AfD report by the Federal Office for the Protection of the Constitution: This is how the Federal Office came to the classification

The Federal Office for the Protection of the Constitution has classified the AfD as "certainly right-wing extremist." The report has now been leaked.

AfD co-chair Alice Weidel is quoted several times in the Federal Office for the Protection of the Constitution report. John Mac Dougall/AFP

The Federal Office for the Protection of the Constitution will no longer publicly describe the AfD as a confirmed right-wing extremist movement until a court decision is reached in expedited proceedings. The domestic intelligence agency issued a so-called standstill pledge in the legal dispute with the party, as was announced on Thursday.

Last week, the authority classified the AfD as "confirmedly right-wing extremist." This assessment is based on an approximately 1,100-page report. The document was previously classified. Now the platform Ask the State has published an excerpt , and Der Spiegel has obtained access to the complete report . The report contains incriminating statements from a total of 353 AfD members from all levels of the party—from the district level to the party leadership.

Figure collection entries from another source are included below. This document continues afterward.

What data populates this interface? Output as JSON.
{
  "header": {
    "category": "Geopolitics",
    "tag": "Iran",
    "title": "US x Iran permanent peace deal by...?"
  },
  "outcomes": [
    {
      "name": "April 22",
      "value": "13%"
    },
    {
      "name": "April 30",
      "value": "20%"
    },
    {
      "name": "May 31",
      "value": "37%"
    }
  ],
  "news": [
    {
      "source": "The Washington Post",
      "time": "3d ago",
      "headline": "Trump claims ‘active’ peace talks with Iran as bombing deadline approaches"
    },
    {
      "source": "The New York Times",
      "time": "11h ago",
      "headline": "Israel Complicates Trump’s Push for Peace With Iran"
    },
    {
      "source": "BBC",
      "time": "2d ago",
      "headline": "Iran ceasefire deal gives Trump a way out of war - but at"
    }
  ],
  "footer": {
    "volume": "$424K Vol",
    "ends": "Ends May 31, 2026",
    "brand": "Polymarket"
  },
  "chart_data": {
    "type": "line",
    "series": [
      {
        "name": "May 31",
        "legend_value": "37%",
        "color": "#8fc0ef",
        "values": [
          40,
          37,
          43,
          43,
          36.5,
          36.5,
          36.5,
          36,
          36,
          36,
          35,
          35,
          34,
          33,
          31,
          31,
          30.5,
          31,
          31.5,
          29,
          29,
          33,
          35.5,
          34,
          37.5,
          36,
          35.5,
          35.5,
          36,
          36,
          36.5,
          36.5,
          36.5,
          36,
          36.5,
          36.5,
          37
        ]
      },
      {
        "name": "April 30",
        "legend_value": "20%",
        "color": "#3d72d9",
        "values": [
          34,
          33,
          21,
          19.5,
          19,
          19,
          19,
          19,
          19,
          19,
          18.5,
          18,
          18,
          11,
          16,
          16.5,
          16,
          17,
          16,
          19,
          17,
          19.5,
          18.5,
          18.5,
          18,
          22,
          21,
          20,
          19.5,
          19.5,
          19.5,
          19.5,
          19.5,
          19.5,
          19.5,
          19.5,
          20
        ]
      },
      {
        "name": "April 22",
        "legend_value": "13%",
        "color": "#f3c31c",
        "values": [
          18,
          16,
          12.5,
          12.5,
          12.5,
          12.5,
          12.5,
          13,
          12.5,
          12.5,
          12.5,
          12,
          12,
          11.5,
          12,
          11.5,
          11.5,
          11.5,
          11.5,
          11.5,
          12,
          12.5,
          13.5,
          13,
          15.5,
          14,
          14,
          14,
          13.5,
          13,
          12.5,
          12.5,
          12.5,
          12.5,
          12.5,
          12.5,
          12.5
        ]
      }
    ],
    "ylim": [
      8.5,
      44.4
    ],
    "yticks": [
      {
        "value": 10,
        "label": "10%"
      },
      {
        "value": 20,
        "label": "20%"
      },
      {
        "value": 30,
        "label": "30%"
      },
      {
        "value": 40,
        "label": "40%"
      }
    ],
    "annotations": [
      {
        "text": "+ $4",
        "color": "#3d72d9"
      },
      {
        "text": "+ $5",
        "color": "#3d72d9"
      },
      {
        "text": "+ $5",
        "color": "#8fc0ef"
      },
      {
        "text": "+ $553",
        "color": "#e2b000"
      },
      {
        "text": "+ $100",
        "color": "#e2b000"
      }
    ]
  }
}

The collected quotes, statements, and publications are intended to demonstrate that the AfD is increasingly opposing the free democratic order and that "moderation" is "not in sight." The authority has a "strong suspicion" that the AfD is also opposing the "principle of democracy." Its officials "continually and indiscriminately" defame representatives of other parties, disparaging them as "a community of political gangsters" or "traitors to the people."

The incriminating statements are assigned to four central categories: ethnic-origin statements and positions, xenophobia, Islamophobia, and the principle of democracy.

AfD co-chair Alice Weidel appears several times in the report. Particular emphasis is placed on an interview she gave to Compact TV in July 2023. In it, she commented on the unrest in France and drew a connection between migration and violence: "Of course, this is possible here because it has fostered parallel societies when they simply have too much influx of people from a culturally alien context, from cultures prone to violence, such as knife crime."

Weidel is accused of Islamophobia

The Federal Office for the Protection of the Constitution classifies this statement as “statements and positions based on ethnic origin” – that is, a way of thinking that assumes that certain groups of people are more dangerous or problematic than others because of their origin or culture.

Another Weidel interview from 2023 is listed in the "Islamophobia" category. In it, the politician comments on migration: Germany has created a "massive sociopolitical problem" with the influx of "culturally alien people," "which is contrary to our free democratic basic order."

Co-party leader Tino Chrupalla is accused, among other things, of denigrating CDU politicians Friedrich Merz and Norbert Röttgen, as well as then-Foreign Minister Annalena Baerbock (Greens), as "vassals of America" ​​at a rally in Nuremberg in April 2023. AfD European politician Maximilian Krah has also been quoted several times. For example, he is said to have said on X in response to a statement by Green Party politician Katrin Göring-Eckardt on migration policy: "This Green master plan means population replacement."

Social media posts by the AfD federal association also play a central role in the report. In September 2024, the party wrote on X about a migration-related "hellish summer" "that we are currently experiencing in Germany, [which] has nothing to do with the climate. Outdoor swimming pools have become spaces of fear, knife attacks are commonplace, while the established parties look the other way." A picture was posted under the post: the arm of a non-white man holding a blood-stained knife.

AfD member of the Bundestag speaks of “population exchange”

Hannes Gnauck, AfD member of the Bundestag and then chairman of the youth organization Junge Alternative, is also quoted in the report. "We must be allowed to decide again who actually belongs to this people and who doesn't," Gnauck reportedly said at the election campaign event in Brandenburg last August. "Each and every one of you has more in common with me than any Syrian or Afghan." This is "simply a law of nature, and we can all be damn proud of it." Gnauck is said to have spoken of "population exchange" in another speech.

The new federal government under Chancellor Friedrich Merz (CDU) has announced that it will "carefully evaluate the report." In connection with the classification of the AfD as "certainly right-wing extremist," the debate about banning the AfD has also flared up again.